"Social Justice is My Core"

Assistant Principal John Nepomuceno of San Francisco’s Balboa High School describes himself as a social justice educator and equity advocate. After more than 20 years as a teacher and school leader, he continues to work mainly with disadvantaged urban youth and says, “Social justice is still at the core of my practice.”

Raised on the southeast side of San Diego, a city perceived as wealthy and idyllic, he describes his neighborhood as “a cool place full of colorful murals and low-riders, where you could get Mexican, Filipino and soul food.” Atmospherically, he felt as though it was part of his Filipino DNA but, he says, “It was not the safest area.”

Throughout his career, he has acted upon the belief that students benefit from learning about the challenges and struggles endemic in their communities. 

“I like to arm my students with the knowledge and resources to help them change their communities,” he says. He thinks the influence of social justice education is pervasive and transformative, “even though the pundits on the other side like to make fun of it.”

Most of his family is on the political right, “so I’ve been exposed to Fox and OANN. I know how they think.”

His home life was unstable and beset with financial difficulty. To avoid it, he stayed after school as often as possible. A Japanese language teacher, Toshiko Hasegawa, and an English teacher, Elizabeth Scarborough, at Samuel F.B. Morse High School pushed him forward. “Miss Scarborough liked my writing, so in 11th grade I found my voice.”

Longing to go far from home, he enrolled at the University of California, Berkeley, where he majored in English, although his path zig-zagged.

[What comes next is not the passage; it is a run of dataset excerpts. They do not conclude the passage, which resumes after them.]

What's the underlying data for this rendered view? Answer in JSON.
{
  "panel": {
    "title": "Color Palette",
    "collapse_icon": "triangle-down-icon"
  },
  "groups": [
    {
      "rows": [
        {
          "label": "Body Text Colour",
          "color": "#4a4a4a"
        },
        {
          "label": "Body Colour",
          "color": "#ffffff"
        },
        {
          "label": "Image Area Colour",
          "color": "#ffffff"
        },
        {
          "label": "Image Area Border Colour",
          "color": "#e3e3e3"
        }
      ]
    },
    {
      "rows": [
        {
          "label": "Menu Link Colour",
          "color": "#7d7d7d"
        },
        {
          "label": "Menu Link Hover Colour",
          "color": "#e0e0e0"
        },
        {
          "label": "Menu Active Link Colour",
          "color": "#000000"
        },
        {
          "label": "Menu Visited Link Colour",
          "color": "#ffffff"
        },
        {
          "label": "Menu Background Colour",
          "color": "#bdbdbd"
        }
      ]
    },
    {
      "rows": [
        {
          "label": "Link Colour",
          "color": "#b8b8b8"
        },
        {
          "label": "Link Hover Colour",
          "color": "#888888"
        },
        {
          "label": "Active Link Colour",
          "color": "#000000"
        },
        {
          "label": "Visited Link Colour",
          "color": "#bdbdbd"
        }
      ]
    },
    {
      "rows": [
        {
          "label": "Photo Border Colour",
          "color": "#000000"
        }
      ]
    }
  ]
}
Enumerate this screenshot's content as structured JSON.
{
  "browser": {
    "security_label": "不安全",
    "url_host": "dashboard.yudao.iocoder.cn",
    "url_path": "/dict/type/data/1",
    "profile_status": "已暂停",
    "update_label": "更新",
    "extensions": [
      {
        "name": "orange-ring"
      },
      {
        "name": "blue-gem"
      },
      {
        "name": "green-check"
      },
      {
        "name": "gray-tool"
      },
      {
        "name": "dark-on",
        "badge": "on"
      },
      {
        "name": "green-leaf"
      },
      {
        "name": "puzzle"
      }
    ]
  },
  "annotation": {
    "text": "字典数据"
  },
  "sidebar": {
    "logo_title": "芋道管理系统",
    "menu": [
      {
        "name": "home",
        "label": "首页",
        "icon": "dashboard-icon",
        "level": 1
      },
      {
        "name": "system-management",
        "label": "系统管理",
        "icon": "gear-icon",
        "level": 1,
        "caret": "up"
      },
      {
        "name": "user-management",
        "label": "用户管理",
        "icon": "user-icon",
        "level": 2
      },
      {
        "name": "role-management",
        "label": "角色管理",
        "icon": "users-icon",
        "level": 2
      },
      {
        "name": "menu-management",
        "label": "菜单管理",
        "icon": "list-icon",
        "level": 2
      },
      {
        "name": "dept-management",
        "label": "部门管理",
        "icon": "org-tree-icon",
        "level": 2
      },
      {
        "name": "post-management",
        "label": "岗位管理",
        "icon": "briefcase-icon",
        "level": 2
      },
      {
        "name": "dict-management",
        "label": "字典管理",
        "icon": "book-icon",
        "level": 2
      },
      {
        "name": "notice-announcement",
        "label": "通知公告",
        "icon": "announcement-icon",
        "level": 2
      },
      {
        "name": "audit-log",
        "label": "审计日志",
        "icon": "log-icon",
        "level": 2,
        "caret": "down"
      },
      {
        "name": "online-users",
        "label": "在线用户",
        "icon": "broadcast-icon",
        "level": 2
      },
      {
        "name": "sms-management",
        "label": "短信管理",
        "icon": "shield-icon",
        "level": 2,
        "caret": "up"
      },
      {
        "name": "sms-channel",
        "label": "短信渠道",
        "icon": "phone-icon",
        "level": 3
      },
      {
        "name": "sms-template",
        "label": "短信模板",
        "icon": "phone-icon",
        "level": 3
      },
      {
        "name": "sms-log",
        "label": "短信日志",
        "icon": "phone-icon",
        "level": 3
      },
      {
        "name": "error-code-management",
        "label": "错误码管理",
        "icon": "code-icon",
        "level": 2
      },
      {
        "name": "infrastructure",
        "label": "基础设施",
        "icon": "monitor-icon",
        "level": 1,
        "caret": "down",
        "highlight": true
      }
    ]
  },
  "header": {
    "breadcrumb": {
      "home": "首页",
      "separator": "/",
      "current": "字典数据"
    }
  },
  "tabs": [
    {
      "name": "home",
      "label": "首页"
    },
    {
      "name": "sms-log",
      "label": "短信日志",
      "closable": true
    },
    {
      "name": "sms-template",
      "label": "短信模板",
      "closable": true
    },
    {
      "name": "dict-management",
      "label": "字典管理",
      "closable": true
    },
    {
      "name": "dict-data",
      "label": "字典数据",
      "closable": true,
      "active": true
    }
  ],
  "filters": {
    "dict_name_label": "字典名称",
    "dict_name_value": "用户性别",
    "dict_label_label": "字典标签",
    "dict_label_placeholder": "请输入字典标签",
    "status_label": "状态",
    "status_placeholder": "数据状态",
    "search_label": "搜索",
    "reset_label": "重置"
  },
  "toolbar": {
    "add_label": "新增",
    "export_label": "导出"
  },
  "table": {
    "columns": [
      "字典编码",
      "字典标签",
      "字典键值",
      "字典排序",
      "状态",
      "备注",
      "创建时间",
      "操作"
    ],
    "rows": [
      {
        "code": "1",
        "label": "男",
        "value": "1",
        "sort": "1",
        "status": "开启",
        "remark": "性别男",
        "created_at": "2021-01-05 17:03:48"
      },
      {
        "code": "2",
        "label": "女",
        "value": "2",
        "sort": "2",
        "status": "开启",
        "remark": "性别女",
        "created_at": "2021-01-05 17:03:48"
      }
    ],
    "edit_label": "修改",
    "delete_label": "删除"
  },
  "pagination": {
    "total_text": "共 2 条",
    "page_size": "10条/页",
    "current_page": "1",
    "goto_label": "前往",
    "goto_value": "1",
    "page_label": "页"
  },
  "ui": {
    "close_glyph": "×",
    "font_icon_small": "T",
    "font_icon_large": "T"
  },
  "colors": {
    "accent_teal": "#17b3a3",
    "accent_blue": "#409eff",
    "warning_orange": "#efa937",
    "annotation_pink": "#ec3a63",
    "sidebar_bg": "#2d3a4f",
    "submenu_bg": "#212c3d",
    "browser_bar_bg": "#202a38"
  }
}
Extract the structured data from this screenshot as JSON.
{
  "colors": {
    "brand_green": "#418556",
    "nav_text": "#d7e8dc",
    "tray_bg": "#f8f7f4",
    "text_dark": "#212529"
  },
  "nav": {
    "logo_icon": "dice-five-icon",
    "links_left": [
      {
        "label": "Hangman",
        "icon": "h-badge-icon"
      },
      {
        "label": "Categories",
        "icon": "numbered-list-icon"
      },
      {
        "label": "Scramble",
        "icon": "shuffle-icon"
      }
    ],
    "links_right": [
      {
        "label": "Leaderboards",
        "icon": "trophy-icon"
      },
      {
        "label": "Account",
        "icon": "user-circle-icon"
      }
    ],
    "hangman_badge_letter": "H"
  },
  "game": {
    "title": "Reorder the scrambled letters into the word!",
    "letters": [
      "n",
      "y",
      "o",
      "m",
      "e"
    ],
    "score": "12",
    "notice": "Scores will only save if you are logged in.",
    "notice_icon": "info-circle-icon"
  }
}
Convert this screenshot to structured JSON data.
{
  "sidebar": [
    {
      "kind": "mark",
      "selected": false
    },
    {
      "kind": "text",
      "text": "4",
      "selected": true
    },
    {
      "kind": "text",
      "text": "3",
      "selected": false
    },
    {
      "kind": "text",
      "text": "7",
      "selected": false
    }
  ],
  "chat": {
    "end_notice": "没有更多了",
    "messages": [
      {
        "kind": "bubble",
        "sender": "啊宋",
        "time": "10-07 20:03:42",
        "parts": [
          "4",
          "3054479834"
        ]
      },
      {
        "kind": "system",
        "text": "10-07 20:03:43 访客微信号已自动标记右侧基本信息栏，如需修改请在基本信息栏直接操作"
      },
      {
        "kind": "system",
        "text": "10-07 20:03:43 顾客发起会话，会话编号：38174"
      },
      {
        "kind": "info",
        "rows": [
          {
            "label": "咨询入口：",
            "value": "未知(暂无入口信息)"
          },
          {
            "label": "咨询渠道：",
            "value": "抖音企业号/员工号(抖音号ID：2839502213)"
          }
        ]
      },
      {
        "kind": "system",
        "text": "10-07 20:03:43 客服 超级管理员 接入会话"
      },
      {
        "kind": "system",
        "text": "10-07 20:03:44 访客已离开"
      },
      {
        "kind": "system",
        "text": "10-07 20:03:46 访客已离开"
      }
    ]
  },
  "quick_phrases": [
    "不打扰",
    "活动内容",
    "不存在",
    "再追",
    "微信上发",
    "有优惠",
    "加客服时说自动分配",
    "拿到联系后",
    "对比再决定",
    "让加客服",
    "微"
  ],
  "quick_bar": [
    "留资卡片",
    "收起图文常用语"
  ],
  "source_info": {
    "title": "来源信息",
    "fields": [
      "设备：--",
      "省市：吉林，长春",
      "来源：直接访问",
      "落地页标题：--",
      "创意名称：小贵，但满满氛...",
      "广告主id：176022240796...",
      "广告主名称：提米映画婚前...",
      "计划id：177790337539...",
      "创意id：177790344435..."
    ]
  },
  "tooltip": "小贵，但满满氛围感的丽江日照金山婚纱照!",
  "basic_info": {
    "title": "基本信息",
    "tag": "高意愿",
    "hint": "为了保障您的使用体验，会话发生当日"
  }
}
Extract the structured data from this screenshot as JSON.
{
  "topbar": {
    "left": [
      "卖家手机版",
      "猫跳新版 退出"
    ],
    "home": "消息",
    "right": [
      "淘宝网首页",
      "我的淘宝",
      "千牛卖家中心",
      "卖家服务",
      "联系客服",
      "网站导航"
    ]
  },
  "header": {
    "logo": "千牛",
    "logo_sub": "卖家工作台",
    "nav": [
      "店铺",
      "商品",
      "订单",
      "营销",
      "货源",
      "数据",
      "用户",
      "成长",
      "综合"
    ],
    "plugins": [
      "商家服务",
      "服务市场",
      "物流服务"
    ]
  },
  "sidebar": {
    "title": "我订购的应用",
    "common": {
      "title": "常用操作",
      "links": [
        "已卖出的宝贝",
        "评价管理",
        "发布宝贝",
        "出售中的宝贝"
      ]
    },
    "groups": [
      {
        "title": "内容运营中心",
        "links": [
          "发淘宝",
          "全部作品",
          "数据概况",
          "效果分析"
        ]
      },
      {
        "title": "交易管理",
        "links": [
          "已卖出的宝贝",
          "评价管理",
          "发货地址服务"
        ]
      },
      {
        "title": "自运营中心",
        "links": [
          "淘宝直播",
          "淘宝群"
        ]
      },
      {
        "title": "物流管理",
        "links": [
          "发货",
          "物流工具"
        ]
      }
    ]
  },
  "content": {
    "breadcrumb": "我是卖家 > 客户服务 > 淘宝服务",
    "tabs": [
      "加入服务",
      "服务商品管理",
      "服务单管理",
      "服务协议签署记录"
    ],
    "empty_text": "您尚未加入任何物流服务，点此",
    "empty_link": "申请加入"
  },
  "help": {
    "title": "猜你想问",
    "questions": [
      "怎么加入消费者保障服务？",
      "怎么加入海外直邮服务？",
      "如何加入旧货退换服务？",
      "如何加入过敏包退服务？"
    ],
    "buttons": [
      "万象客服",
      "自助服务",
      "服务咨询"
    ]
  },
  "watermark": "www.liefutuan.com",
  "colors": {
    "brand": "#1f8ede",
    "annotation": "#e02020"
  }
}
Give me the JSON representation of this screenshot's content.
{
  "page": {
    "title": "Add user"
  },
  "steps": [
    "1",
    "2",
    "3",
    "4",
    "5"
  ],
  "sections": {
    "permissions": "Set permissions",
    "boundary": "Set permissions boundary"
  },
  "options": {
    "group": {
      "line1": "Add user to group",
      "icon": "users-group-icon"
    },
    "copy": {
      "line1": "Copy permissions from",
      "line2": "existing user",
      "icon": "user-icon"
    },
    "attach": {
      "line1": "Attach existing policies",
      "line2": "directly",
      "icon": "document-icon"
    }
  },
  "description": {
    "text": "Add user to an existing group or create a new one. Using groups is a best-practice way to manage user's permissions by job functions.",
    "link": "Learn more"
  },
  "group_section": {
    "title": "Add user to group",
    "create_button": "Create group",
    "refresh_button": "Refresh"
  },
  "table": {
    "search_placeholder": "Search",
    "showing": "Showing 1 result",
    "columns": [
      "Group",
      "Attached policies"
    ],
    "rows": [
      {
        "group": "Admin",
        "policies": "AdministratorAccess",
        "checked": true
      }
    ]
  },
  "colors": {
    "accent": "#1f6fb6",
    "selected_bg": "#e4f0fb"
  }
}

“I enlisted in the Marines after 9/11,” he explained. “I was mesmerized by the tragedy.” 

After being honorably discharged due to an injury sustained in training, he went back to Berkeley full time. “But the military certainly molded me into a better leader and someone who could respect the chain of command.”

While in college, he became an after-school mentor and then a college adviser and tutor at Castlemont High School in East Oakland, which helped prepare him for his work with underserved youth. 

Following a few years of substitute teaching back in Southeast San Diego, he returned to the Bay Area and taught English Language Arts (ELA) at San Lorenzo High School, Mandela High School and Fremont High School, where most of his students were Latino, Black and Southeast Asian. During those years he remembers with pride teaching the work of Richard Wright, Malcolm X, César Chávez, Elie Wiesel and Alex Haley.

Today at Balboa, he and an excellent staff are dealing with the aftermath of the COVID-19 pandemic.

“A lot of our students are still falling by the wayside, and this has led us to use outside resources, especially the help of community groups,” he says. “They have been indispensable. We even bring in guys from O.G. Original Gangsters, former gang members, some from San Quentin prison, who are trying to pay it forward.

“All these outside groups were incredible, helping us find kids who weren’t showing up on Zoom. Making home visits, finding their case managers. And now helping the kids get back into the mix,” John says. “I think the students are starting to recognize how much we care about them and it’s making a difference.”

He says depression is still at an all-time high level and affects teachers and administrators as well. Though it is better for him now, his own personal life began to unravel as a second son was born amid the challenges of sheltering in place. He found that his school obligations and the support of his principals, Susan Ritter, Freedom Siyam and Catherine Arenson, were a balm. “Then, reopening schools was unbelievably challenging, but it was the very best thing that could have happened to me,” he says.

Besides the unprecedented pandemic, “students today are faced with the reality of social media,” he says. “Some of it in the Bay Area is connected to break-ins and assaults. Some of our students are seeing this and are tempted to get roped in and make an easy buck. They can be seduced by a sense of hopelessness.” 

“I think a big part of helping the kids is exhibiting resilience,” he says. “We’ve armed ourselves with resilience and bring it to the students. They take it in.”

His own life is on the upswing. He has completed his first year as a fellow in the School Leaders Program at Stanford University’s Graduate School of Education/Center to Support Excellence in Teaching, for which only 10 school leaders were chosen nationwide. “It’s great being with like-minded school leaders,” he says. “We are a small but mighty cohort.” 

He has begun to think about adding a Ph.D. to his two master’s degrees and his administrative services credential. Becoming a principal was never on his radar before, but now he can imagine it.

Fitting it all in will be the trick. His work hours are basically 7 a.m. to 7 p.m. Nevertheless, he’s gotten back into boxing and martial arts, especially Brazilian jiu-jitsu. 

 “We turn surviving into thriving, coping into hoping” is a quotation he has taken to heart from his dear friend and former colleague, Dr. Patrick Camangian, a professor of teacher education at the University of San Francisco. John says he continues to be inspired by that message and to communicate it to his students.